La maison était hérissée de chicanes, d’angles perfides, d’escaliers raides et étroits. C’était bien le dernier endroit où amener son père de quatre-vingt-deux ans. Cependant, non sans mal, Benjamin aida Colin à sortir de la voiture, monter l’escalier jusqu’au salon, grimper la volée de marches suivante – plus courte mais qui tournait dangereusement à angle droit – pour traverser la cuisine, sortir par la porte de derrière et descendre enfin l’escalier métallique menant à la terrasse. Il lui trouva un coussin, lui servit une lager et s’apprêtait à s’asseoir pour engager avec lui une conversation un peu artificielle au bord de l’eau lorsqu’il entendit une voiture s’arrêter devant la porte.
« Qui c’est, bon Dieu ? »
Colin, qui n’avait rien entendu, le regarda avec ébahissement.
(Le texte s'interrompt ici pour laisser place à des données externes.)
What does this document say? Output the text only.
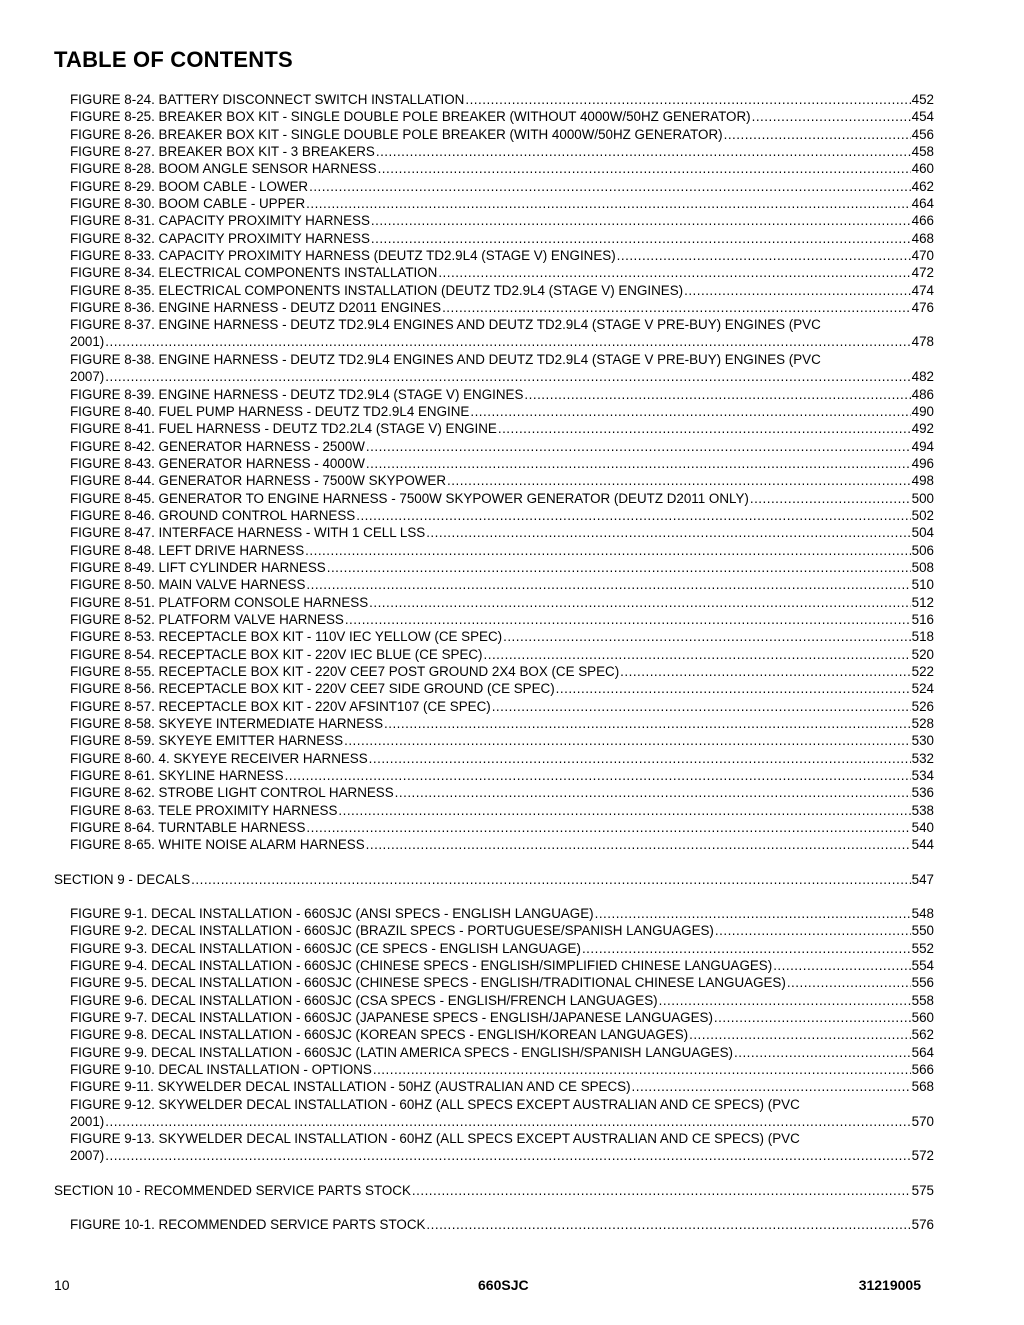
TABLE OF CONTENTS
FIGURE 8-24. BATTERY DISCONNECT SWITCH INSTALLATION .....	452
FIGURE 8-25. BREAKER BOX KIT - SINGLE DOUBLE POLE BREAKER (WITHOUT 4000W/50HZ GENERATOR) .....	454
FIGURE 8-26. BREAKER BOX KIT - SINGLE DOUBLE POLE BREAKER (WITH 4000W/50HZ GENERATOR) .....	456
FIGURE 8-27. BREAKER BOX KIT - 3 BREAKERS .....	458
FIGURE 8-28. BOOM ANGLE SENSOR HARNESS .....	460
FIGURE 8-29. BOOM CABLE - LOWER .....	462
FIGURE 8-30. BOOM CABLE - UPPER .....	464
FIGURE 8-31. CAPACITY PROXIMITY HARNESS .....	466
FIGURE 8-32. CAPACITY PROXIMITY HARNESS .....	468
FIGURE 8-33. CAPACITY PROXIMITY HARNESS (DEUTZ TD2.9L4 (STAGE V) ENGINES) .....	470
FIGURE 8-34. ELECTRICAL COMPONENTS INSTALLATION .....	472
FIGURE 8-35. ELECTRICAL COMPONENTS INSTALLATION (DEUTZ TD2.9L4 (STAGE V) ENGINES) .....	474
FIGURE 8-36. ENGINE HARNESS - DEUTZ D2011 ENGINES .....	476
FIGURE 8-37. ENGINE HARNESS - DEUTZ TD2.9L4 ENGINES AND DEUTZ TD2.9L4 (STAGE V PRE-BUY) ENGINES (PVC
2001) .....	478
FIGURE 8-38. ENGINE HARNESS - DEUTZ TD2.9L4 ENGINES AND DEUTZ TD2.9L4 (STAGE V PRE-BUY) ENGINES (PVC
2007) .....	482
FIGURE 8-39. ENGINE HARNESS - DEUTZ TD2.9L4 (STAGE V) ENGINES .....	486
FIGURE 8-40. FUEL PUMP HARNESS - DEUTZ TD2.9L4 ENGINE .....	490
FIGURE 8-41. FUEL HARNESS - DEUTZ TD2.2L4 (STAGE V) ENGINE .....	492
FIGURE 8-42. GENERATOR HARNESS - 2500W .....	494
FIGURE 8-43. GENERATOR HARNESS - 4000W .....	496
FIGURE 8-44. GENERATOR HARNESS - 7500W SKYPOWER .....	498
FIGURE 8-45. GENERATOR TO ENGINE HARNESS - 7500W SKYPOWER GENERATOR (DEUTZ D2011 ONLY) .....	500
FIGURE 8-46. GROUND CONTROL HARNESS .....	502
FIGURE 8-47. INTERFACE HARNESS - WITH 1 CELL LSS .....	504
FIGURE 8-48. LEFT DRIVE HARNESS .....	506
FIGURE 8-49. LIFT CYLINDER HARNESS .....	508
FIGURE 8-50. MAIN VALVE HARNESS .....	510
FIGURE 8-51. PLATFORM CONSOLE HARNESS .....	512
FIGURE 8-52. PLATFORM VALVE HARNESS .....	516
FIGURE 8-53. RECEPTACLE BOX KIT - 110V IEC YELLOW (CE SPEC) .....	518
FIGURE 8-54. RECEPTACLE BOX KIT - 220V IEC BLUE (CE SPEC) .....	520
FIGURE 8-55. RECEPTACLE BOX KIT - 220V CEE7 POST GROUND 2X4 BOX (CE SPEC) .....	522
FIGURE 8-56. RECEPTACLE BOX KIT - 220V CEE7 SIDE GROUND (CE SPEC) .....	524
FIGURE 8-57. RECEPTACLE BOX KIT - 220V AFSINT107 (CE SPEC) .....	526
FIGURE 8-58. SKYEYE INTERMEDIATE HARNESS .....	528
FIGURE 8-59. SKYEYE EMITTER HARNESS .....	530
FIGURE 8-60. 4. SKYEYE RECEIVER HARNESS .....	532
FIGURE 8-61. SKYLINE HARNESS .....	534
FIGURE 8-62. STROBE LIGHT CONTROL HARNESS .....	536
FIGURE 8-63. TELE PROXIMITY HARNESS .....	538
FIGURE 8-64. TURNTABLE HARNESS .....	540
FIGURE 8-65. WHITE NOISE ALARM HARNESS .....	544
SECTION 9 - DECALS .....	547
FIGURE 9-1. DECAL INSTALLATION - 660SJC (ANSI SPECS - ENGLISH LANGUAGE) .....	548
FIGURE 9-2. DECAL INSTALLATION - 660SJC (BRAZIL SPECS - PORTUGUESE/SPANISH LANGUAGES) .....	550
FIGURE 9-3. DECAL INSTALLATION - 660SJC (CE SPECS - ENGLISH LANGUAGE) .....	552
FIGURE 9-4. DECAL INSTALLATION - 660SJC (CHINESE SPECS - ENGLISH/SIMPLIFIED CHINESE LANGUAGES) .....	554
FIGURE 9-5. DECAL INSTALLATION - 660SJC (CHINESE SPECS - ENGLISH/TRADITIONAL CHINESE LANGUAGES) .....	556
FIGURE 9-6. DECAL INSTALLATION - 660SJC (CSA SPECS - ENGLISH/FRENCH LANGUAGES) .....	558
FIGURE 9-7. DECAL INSTALLATION - 660SJC (JAPANESE SPECS - ENGLISH/JAPANESE LANGUAGES) .....	560
FIGURE 9-8. DECAL INSTALLATION - 660SJC (KOREAN SPECS - ENGLISH/KOREAN LANGUAGES) .....	562
FIGURE 9-9. DECAL INSTALLATION - 660SJC (LATIN AMERICA SPECS - ENGLISH/SPANISH LANGUAGES) .....	564
FIGURE 9-10. DECAL INSTALLATION - OPTIONS .....	566
FIGURE 9-11. SKYWELDER DECAL INSTALLATION - 50HZ (AUSTRALIAN AND CE SPECS) .....	568
FIGURE 9-12. SKYWELDER DECAL INSTALLATION - 60HZ (ALL SPECS EXCEPT AUSTRALIAN AND CE SPECS) (PVC
2001) .....	570
FIGURE 9-13. SKYWELDER DECAL INSTALLATION - 60HZ (ALL SPECS EXCEPT AUSTRALIAN AND CE SPECS) (PVC
2007) .....	572
SECTION 10 - RECOMMENDED SERVICE PARTS STOCK .....	575
FIGURE 10-1. RECOMMENDED SERVICE PARTS STOCK .....	576
10	660SJC	31219005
Benjamin se leva d’un bond et retourna dans le séjour. Il ouvrit la fenêtre et regarda dans la cour, où il aperçut Lois et sa fille Sophie devant la porte, sur le point de frapper.
« Qu’est-ce que vous faites là ?
— J’essaie de t’appeler depuis une heure, dit sa sœur. Pourquoi tu as éteint ton portable, merde !
— Je l’ai éteint parce que je ne voulais pas qu’il sonne pendant un enterrement.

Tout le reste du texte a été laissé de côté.